PulteGroup Inc. (NYSE:PHM) showed a wider loss of $165 million or 44 cents per share in the fourth quarter of 2010 compared with $117 million or 31 cents per share in the same quarter of 2010.
On an adjusted basis, the company reported a loss of $4 million or one cent per share in the quarter in sharp contrast to a profit of $8 million or 2 cents per share a year ago. This compared with a Zacks Consensus Estimate of a loss of 10 cents per share during the quarter.
Consolidated revenues in the quarter slashed 32% to $1.19 billion, which was higher than the Zacks Consensus Estimate of $1.12 billion. The fall in consolidated revenues was driven by a 29% decline in closings to 4,405 homes, offset partially by a 2% increase in average selling price to $262,000.
Revenues in the Homebuilding segment dipped 31% to $1.16 billion. Excluding land-related charges, interest expense and merger-related costs, home sale gross margin declined to $191.77 million or 16.6% from $226.90 million or 14.2% in the previous year.
Net new home orders dwindled 19% to 3,044 units from 3,748 units a year ago.
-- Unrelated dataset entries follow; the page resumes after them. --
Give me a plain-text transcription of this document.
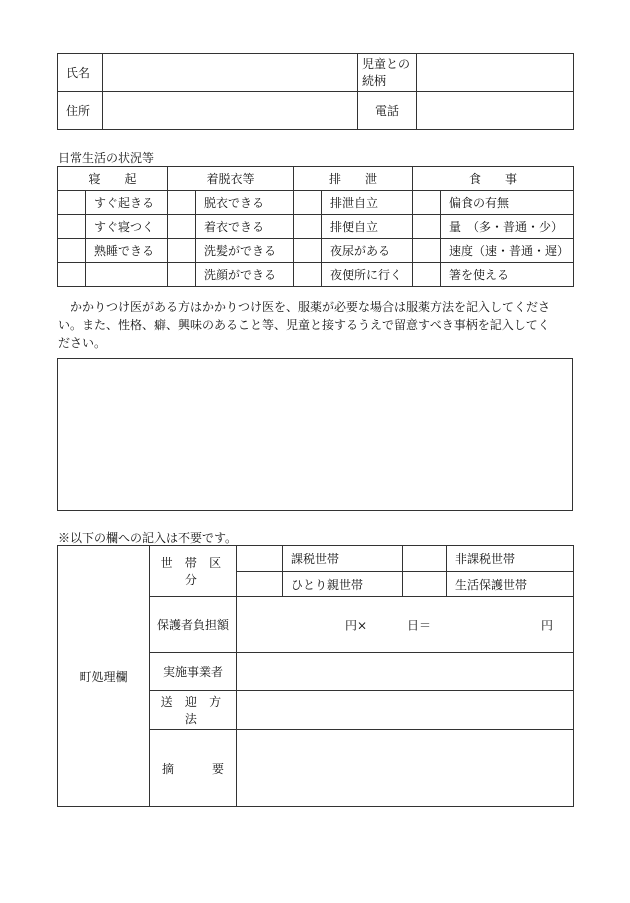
氏名		児童との
続柄	
住所		電話	
日常生活の状況等
寝　　起		着脱衣等		排　　泄		食　　事	
	すぐ起きる		脱衣できる		排泄自立		偏食の有無
	すぐ寝つく		着衣できる		排便自立		量　（多・普通・少）
	熟睡できる		洗髪ができる		夜尿がある		速度（速・普通・遅）
			洗顔ができる		夜便所に行く		箸を使える
　かかりつけ医がある方はかかりつけ医を、服薬が必要な場合は服薬方法を記入してくださ
い。また、性格、癖、興味のあること等、児童と接するうえで留意すべき事柄を記入してく
ださい。
※以下の欄への記入は不要です。
町処理欄	世 帯 区 分		課税世帯		非課税世帯
			ひとり親世帯		生活保護世帯
	保護者負担額	円× 日＝ 円			

	実施事業者				
	送 迎 方 法				

	摘 要				
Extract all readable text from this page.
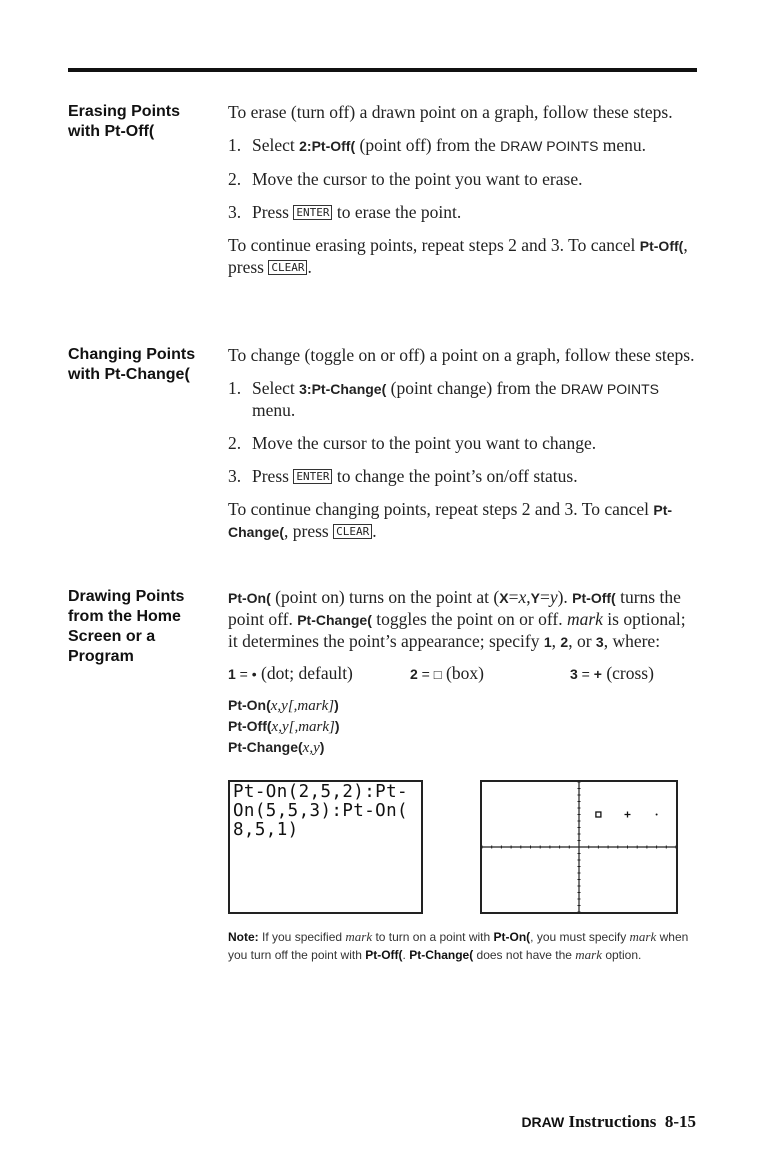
Erasing Points
with Pt-Off(

To erase (turn off) a drawn point on a graph, follow these steps.

1. Select 2:Pt-Off( (point off) from the DRAW POINTS menu.

2. Move the cursor to the point you want to erase.

3. Press ENTER to erase the point.

To continue erasing points, repeat steps 2 and 3. To cancel Pt-Off(, press CLEAR .

Changing Points
with Pt-Change(

To change (toggle on or off) a point on a graph, follow these steps.

1. Select 3:Pt-Change( (point change) from the DRAW POINTS menu.

2. Move the cursor to the point you want to change.

3. Press ENTER to change the point’s on/off status.

To continue changing points, repeat steps 2 and 3. To cancel Pt-Change(, press CLEAR .

Drawing Points
from the Home
Screen or a
Program

Pt-On( (point on) turns on the point at (X=x,Y=y). Pt-Off( turns the point off. Pt-Change( toggles the point on or off. mark is optional; it determines the point’s appearance; specify 1, 2, or 3, where:

1 = • (dot; default)	2 = □ (box)	3 = + (cross)
Pt-On(x,y[,mark])
Pt-Off(x,y[,mark])
Pt-Change(x,y)
Pt-On(2,5,2):Pt-
On(5,5,3):Pt-On(
8,5,1)
Note: If you specified mark to turn on a point with Pt-On(, you must specify mark when you turn off the point with Pt-Off(. Pt-Change( does not have the mark option.
DRAW Instructions 8-15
The quarter-end backlog was 3,984 homes, valued at $1.1 billion, compared with the prior-year backlog of 5,931 homes valuing $1.6 billion.
Homebuilding selling, general & administrative (SG&A) expense during the quarter was $141 million (inclusive of $11 million of severance costs related to restructuring actions) compared with $188 million (inclusive of $7 million of merger-related severance costs) in the fourth quarter of 2009.
Revenues in the Financial Services segment shrank 37% to $27.93 million. The mortgage capture rate for the quarter was flat at 81% compared with the same quarter of last year.
PulteGroup reported a narrower loss of $1.1 billion or $2.90 per share in 2010 compared with $1.2 billion or $3.94 per share in the previous year. The earnings per share in 2010 were calculated on 379 million of outstanding shares, whereas earnings per share in 2009 were based on 300 million of outstanding shares.
Consolidated revenues escalated 12% to $4.57 billion. The revenue growth reflected a 14% rise in annual closings to 17,095 homes and a less than 1% increase in average selling price to $259,000. SG&A expense increased to $855.7 million from $630.34 million in 2009.
Pulte had cash and cash equivalents of $1.47 billion as of December 31, 2010, down from $1.86 billion in the year-ago period. The company had $3.39 billion worth of senior notes as of the above date compared with $4.28 billion worth of the same as of December 31, 2009.
Pulte continues to focus on cost reduction actions. The company aims to reduce selling, general and administrative expenses by $100 million on a year-over-year basis in 2011. However, a sluggish growth in the homebuilding industry – which is heavily dependent upon job growth, interest rates and the business cycle at large – will continue to hamper the company’s results. As a result, the company retains a Zacks #3 Rank on its stock, reflecting a Hold recommendation for the short term.